The careful management of tooth sockets after tooth extraction is important and critical for the eventual placement of a dental implant. Your periodontist may perform a procedure called socket preservation immediately after atraumatic extraction of a tooth, if a dental implant cannot be immediately placed. The goal of this procedure is to prevent the bone indentations or defect so adequate bone volume is present for eventual dental implant placement. Ultimately, this results in the most esthetic outcome for tooth replacement.


A frenectomy is the surgical removal of a frenum in the mouth. A frenum is a fold of tissue that passes from the movable lip or cheek to the gum. A frenotomy is indicated when a frenum is positioned in such a way as to interfere with the normal alignment of teeth or results in pulling away of the gum from the tooth surface causing recession.

Pocket Reduction or Osseous Surgery:

When you have periodontal disease, the supporting tissue and bone is destroyed, and ultimately pockets form around the teeth. Over time, these pockets become deeper, providing a larger space for bacteria to develop, live and accumulate resulting in further bone and tissue loss. Eventually, if too much bone is lost, the teeth will need to be extracted. Your periodontist may recommend a pocket reduction procedure because you have pockets that are too deep to clean with daily at-home oral hygiene and a professional care routine. During this procedure, your periodontist removes the disease-causing bacteria. In some cases, irregular surfaces of the damaged bone are smoothed to limit areas where disease-causing bacteria can hide. This allows the gum tissue to better reattach to healthy bone. You may also need your periodontist to trim unhealthy or excessive gum to reduce pocket size during a procedure called a gingivectomy. Reducing pocket depth and eliminating existing bacteria are important to prevent damage caused by the progression of periodontal disease and to help you maintain a healthy smile. Reduced pockets and a combination of daily oral hygiene and professional maintenance care increase your chances of keeping your natural teeth.

Scaling And Root Planing:

If periodontal disease has progressed to more advanced stages, a special periodontal cleaning called scaling and root planing (deep cleaning) may be recommended. This is a non-surgical technique under local anesthesia that involves removal of plaque, tartar, and toxins from above and below the gum line (scaling) and rough spots on root surfaces are made smooth (planing). This procedure helps gum tissue heal and pockets to shrink.

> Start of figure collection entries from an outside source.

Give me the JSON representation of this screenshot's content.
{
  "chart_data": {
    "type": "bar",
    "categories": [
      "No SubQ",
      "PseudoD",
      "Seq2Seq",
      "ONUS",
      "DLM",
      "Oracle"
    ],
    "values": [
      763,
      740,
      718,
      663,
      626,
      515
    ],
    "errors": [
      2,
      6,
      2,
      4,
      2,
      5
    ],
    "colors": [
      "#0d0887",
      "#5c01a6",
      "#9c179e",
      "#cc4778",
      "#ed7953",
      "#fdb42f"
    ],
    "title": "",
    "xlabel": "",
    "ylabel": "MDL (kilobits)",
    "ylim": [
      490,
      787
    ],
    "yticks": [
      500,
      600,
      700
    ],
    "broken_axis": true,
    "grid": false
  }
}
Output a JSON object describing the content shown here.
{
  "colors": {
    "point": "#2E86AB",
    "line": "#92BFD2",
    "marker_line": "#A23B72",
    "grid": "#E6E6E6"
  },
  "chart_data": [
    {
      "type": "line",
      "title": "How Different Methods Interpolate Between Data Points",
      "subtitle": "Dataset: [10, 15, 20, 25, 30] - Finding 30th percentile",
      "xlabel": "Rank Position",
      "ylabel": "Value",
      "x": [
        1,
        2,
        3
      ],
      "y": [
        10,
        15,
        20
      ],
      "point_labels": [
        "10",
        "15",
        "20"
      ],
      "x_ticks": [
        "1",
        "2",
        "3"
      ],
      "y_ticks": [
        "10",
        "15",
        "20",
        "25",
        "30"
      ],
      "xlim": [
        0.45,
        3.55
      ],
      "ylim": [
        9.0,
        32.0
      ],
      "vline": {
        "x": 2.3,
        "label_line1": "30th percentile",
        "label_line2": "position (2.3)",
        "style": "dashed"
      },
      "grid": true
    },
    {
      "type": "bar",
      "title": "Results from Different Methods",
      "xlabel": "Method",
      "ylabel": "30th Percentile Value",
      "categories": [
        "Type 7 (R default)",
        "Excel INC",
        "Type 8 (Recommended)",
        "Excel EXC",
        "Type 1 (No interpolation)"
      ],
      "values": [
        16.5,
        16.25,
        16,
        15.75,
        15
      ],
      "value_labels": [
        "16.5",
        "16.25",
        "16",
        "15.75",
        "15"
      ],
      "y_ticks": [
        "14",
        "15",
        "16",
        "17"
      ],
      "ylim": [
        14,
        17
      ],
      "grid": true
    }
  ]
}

Adjunctive therapy such as medicated mouth rinses, local delivery of antimicrobials, or systemic antibiotics may be needed on a case-by-case basis to help healing and control the growth of bacteria. Non-surgical therapy does have its limitations and when it does not achieve periodontal health, surgery may be indicated to restore periodontal anatomy damaged by periodontal diseases and to facilitate oral hygiene practices.

Periodontal Maintenance:

Daily home cleanings help to control plaque and tartar formation, but those hard to reach areas will need extra special attention. Following scaling and root planing, patients usually will require ongoing regular maintenance therapy to sustain health. Your periodontist will determine your maintenance interval; however, typically periodontal maintenance cleanings occurs four times a year. At these cleaning appointments, pocket depths will be checked, x-rays taken as needed, oral examination, and oral hygiene is reviewed. Regular periodontal cleanings, along with good oral hygiene, are the vital to good oral and periodontal health.


To help alleviate some fear and anxiety, different forms of sedation are available ranging from nitrous oxide to IV conscious sedation.